Daniel McNeil, 16, from Tynemouth, died in the accident. His brother, Joseph, who was the skipper of the Homeland, survived.
Miccio pleaded guilty to a breach of section 58 of the Merchant Shipping Act 1995 as amended, on 24 March in the High Court of Justiciary, Glasgow. He admitted failing to change the course or speed of the MV Scottish Viking to avoid the collision which cost the teenage fisherman his life.
At the time of the incident on 5 August, 2010, the MV Scottish Viking was on a regular service between Rosyth in Scotland and Zeebrugge in Belgium.
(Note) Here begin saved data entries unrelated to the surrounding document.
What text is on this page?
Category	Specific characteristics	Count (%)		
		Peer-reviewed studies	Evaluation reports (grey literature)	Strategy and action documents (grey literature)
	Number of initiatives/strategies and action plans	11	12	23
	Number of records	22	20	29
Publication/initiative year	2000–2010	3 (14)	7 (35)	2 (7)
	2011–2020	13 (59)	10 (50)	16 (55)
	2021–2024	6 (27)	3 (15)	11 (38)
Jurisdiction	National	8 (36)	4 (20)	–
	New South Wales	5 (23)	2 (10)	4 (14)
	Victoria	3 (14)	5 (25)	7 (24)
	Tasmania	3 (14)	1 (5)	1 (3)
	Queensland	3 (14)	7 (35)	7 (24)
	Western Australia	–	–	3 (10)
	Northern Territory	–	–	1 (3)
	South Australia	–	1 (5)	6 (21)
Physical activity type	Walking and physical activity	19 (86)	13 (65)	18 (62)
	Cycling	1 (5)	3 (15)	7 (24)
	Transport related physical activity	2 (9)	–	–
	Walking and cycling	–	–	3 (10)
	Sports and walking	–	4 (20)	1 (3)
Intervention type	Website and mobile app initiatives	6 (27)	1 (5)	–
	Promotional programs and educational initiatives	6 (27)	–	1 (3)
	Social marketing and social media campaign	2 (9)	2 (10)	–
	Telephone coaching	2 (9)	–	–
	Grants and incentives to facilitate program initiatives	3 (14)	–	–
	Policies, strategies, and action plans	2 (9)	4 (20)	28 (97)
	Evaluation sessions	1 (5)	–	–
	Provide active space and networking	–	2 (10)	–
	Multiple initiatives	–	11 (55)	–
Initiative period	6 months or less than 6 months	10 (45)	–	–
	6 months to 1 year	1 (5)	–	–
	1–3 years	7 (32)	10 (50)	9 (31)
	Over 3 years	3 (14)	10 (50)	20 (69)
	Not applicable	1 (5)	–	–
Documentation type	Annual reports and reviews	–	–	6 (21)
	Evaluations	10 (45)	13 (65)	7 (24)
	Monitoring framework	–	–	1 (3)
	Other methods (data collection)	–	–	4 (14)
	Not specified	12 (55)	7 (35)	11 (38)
Miccio was the navigating officer when the Scottish Viking sailed from Rosyth at around 4.30pm.
At around 6.10pm, the lookout reported seeing fishing vessels ahead and to starboard and Miccio made a small alteration of course. The lookout continued to point out the proximity of the fishing vessels and at 6.35pm, a further slight alteration of course was made. Despite these warnings, Miccio made no further alterations off course or speed.
Daniel McNeil was working onboard the Homeland during his holidays. The crew of the fishing vessel, which is owned by the McNeil family, sailed from Eyemouth along with other vessels of the local fishing fleet at around 6pm.
Daniel’s brother Joseph McNeil was working on the deck mending a net when, about 30 minutes later, he heard a warning blast from a nearby boat, the Achieve, and heard the skipper calling to him on the VHF.
He went forward and looked out of his wheelhouse to see the Scottish Viking just seconds before it struck. He and his brother managed to clamber onto the wheelhouse roof but the boat went down very quickly.
The Serene y Don – another local boat – threw Joseph a life ring and pulled him to safety but Daniel could not be found.
In the High Court in Edinburgh on 25 April, the judge, his Lordship Lord Bannatyne, said that the day had been a dreadful tragedy in that Daniel McNeil had lost his life and his family their son and brother.
‘It is impossible to place a value on his life and it is not the purpose of this court to do so,’ he added.
He told Miccio that as the officer in charge of a large vessel, he was responsible for the failures and omissions and had failed to take actions that would have prevented the death of the teenage fisherman
Sentencing Miccio to 12 months in prison, reduced to eight months, the judge said he had taken into account mitigation that there were other contributory factors to the incident and that Miccio had no previous accidents.
Speaking after the sentence, Captain Bill Bennett, surveyor in charge for the Maritime and Coastguard Agency said that the case highlighted the need to maintain a proper lookout.
He added it also reinforced the need for every vessel to use all available means to determine if a risk of collision exists and to take early positive action to avoid that collision.